Primo piano, sesta sala.
Un assolo del ritratto di Paolo III senza camauro (1543). Meglio non fissarlo troppo. Cinque secoli dopo ha ancora uno sguardo che ti inchioda.
Settima sala.
Inizia la teoria dei ritratti, con un altro riavvolgimento cronologico. L’uomo con il guanto (1523) va da sé: eleganza allo stato più puro, bellezza, senso di superiorità non supponente, sguardo di un’intelligenza quieta. Poi il guanto, vero epicentro di una tela che resta magra e supremamente sobria. Il guanto, lì per dimostrare quanto possa essere suprema la pittura.
Ottava sala.
Avanti con i ritratti con il grande Carlo V con il cane. Ma più impietoso è quello del doge Francesco Venier (1554), con i capillari sottopelle sul punto di scoppiare, e la laguna fosca di sciagure in quella stretta fetta di sfondo. Ma il più energico della sala è il dodicenne Ranuccio Farnese (1542, arrivato da Washington), nipote di Papa Paolo III. Altro capolavoro di forza dispiegata con assoluta suplesse. Il ragazzino sta già perfettamente nei suoi panni, in tutta sicurezza e completo controllo. Sta al potere come Tiziano alla pittura.
Nona sala.
A sinistra la Danae (1545), a destra Venere che Benda amore (1565). Gambe aperte Danae e spuma d’oro a sublimare un orgasmo chissà se solo pittorico. Del cielo sopra Venere non c’è bisogno di dire, non si capisce se è pittura che si fa luce o viceversa (ma la luce di Tiziano non è solo luce, è intrisa di tutto, dall’oro al sangue).
Decima sala.
Una parete impedisce la vista di un quadro che chiude la mostra e che avrebbe disseminato sgomento, Lo scorticamento di Marsia, che viene da Kromeric, repubblica Ceca. Un quadro degli anni estremi (tra 1570 e 76), un capolavoro tragico, di un bruno mono-tono, di corpi che si fanno bosco, cortecce sfibrate.
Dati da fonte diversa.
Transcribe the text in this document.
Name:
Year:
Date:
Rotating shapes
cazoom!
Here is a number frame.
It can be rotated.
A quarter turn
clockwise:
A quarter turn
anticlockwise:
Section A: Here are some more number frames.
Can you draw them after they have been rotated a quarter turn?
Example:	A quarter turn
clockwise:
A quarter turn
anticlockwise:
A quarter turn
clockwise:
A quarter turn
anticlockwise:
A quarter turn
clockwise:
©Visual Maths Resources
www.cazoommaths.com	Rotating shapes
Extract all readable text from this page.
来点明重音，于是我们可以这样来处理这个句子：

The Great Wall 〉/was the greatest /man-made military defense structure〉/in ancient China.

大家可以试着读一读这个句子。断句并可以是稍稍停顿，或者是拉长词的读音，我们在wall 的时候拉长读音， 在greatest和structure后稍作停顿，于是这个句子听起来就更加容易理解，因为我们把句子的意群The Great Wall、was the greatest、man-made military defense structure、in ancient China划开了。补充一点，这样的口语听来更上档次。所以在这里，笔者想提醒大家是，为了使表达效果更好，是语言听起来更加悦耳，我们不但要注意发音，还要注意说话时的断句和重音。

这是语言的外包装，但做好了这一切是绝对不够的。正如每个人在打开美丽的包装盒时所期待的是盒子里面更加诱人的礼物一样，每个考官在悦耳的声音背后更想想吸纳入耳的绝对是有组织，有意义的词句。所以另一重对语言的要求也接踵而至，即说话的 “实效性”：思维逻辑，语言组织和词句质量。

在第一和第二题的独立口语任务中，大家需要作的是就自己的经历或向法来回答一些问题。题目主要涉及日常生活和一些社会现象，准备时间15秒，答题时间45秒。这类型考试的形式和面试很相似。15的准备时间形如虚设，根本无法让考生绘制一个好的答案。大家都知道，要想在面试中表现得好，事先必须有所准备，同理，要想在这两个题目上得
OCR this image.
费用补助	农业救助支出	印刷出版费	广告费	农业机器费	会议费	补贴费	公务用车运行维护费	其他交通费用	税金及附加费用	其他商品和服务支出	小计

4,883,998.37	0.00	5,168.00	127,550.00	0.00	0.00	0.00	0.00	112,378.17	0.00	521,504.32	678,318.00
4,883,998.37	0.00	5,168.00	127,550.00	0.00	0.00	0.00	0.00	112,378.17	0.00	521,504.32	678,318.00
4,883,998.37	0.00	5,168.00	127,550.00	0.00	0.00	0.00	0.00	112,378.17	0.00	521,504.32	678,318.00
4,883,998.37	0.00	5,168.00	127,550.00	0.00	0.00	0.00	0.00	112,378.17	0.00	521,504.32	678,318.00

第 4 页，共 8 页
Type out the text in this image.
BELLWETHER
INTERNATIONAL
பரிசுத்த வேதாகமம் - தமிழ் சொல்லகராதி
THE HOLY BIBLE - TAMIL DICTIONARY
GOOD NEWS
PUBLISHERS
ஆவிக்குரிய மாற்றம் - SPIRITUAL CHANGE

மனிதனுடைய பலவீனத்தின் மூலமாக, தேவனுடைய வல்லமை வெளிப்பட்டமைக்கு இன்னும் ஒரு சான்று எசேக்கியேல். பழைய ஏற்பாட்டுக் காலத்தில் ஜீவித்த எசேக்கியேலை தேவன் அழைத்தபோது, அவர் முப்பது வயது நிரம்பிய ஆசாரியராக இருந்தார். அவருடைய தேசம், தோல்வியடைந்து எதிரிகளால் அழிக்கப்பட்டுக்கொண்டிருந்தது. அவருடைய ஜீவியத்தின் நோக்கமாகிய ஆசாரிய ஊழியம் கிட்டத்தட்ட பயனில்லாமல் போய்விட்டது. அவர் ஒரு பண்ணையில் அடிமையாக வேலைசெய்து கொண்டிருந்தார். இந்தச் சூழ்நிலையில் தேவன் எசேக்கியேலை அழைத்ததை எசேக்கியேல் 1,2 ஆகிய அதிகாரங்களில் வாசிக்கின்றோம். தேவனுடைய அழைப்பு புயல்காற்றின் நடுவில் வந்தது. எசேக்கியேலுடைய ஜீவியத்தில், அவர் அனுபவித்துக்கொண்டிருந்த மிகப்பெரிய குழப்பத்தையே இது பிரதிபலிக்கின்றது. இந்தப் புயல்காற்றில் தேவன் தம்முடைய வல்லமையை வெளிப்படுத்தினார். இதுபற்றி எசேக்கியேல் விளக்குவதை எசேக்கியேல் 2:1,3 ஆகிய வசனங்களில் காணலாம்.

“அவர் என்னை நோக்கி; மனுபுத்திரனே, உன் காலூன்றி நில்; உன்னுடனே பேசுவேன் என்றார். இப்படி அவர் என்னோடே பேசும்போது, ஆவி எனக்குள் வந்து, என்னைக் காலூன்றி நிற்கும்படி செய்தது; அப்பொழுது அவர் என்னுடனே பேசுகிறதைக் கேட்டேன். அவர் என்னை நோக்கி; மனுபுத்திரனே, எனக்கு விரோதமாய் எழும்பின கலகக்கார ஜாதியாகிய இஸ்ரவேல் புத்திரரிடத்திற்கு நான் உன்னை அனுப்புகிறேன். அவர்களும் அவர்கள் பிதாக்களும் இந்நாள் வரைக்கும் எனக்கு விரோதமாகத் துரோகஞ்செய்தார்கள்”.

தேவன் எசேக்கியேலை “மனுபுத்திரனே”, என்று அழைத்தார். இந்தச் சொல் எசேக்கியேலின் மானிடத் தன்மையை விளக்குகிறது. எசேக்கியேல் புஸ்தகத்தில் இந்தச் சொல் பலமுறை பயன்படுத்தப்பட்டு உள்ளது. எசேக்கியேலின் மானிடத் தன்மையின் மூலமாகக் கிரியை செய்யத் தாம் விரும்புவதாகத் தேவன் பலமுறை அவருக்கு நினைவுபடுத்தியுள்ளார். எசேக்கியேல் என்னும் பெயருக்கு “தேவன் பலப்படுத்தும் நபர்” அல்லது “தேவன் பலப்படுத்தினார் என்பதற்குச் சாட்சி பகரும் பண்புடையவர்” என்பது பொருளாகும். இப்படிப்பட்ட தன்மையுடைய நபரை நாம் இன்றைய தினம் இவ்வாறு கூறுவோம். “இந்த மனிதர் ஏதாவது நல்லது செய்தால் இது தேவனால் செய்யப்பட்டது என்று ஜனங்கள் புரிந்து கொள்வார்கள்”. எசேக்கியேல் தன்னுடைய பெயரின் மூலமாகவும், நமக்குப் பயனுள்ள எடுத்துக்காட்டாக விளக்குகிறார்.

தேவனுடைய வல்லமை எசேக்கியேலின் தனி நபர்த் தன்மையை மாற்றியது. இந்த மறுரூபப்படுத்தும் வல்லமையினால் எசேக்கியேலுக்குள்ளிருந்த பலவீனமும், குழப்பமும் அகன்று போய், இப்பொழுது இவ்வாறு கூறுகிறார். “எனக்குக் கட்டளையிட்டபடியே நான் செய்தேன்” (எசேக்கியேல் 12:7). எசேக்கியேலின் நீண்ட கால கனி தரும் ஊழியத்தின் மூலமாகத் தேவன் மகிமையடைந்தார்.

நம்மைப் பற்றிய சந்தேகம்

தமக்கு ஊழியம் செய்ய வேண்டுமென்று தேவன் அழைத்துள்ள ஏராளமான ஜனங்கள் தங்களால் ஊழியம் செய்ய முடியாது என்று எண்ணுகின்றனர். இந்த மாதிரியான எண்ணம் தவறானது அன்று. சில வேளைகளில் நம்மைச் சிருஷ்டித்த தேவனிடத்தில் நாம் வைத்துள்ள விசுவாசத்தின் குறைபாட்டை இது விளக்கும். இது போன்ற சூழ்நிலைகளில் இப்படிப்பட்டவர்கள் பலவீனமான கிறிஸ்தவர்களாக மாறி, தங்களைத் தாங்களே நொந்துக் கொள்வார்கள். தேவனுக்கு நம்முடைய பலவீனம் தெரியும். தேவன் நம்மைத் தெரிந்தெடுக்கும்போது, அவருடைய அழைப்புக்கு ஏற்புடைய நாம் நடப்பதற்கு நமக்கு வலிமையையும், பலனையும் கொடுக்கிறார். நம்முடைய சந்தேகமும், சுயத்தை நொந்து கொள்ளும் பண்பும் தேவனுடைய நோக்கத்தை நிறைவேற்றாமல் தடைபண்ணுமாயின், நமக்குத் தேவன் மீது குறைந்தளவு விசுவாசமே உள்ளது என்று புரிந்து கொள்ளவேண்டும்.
È un quadro feroce, di una brutalità che conosce pochi paragoni (Tiziano non ci risparmia niente, neanche il cagnolino che si abbevera nel rivolo di sangue di Marsia: apice del politicamente scorretto…). Ma nonostante tutto, si sente sotto la pelle della pittura il tambureggiare insistente della gloria.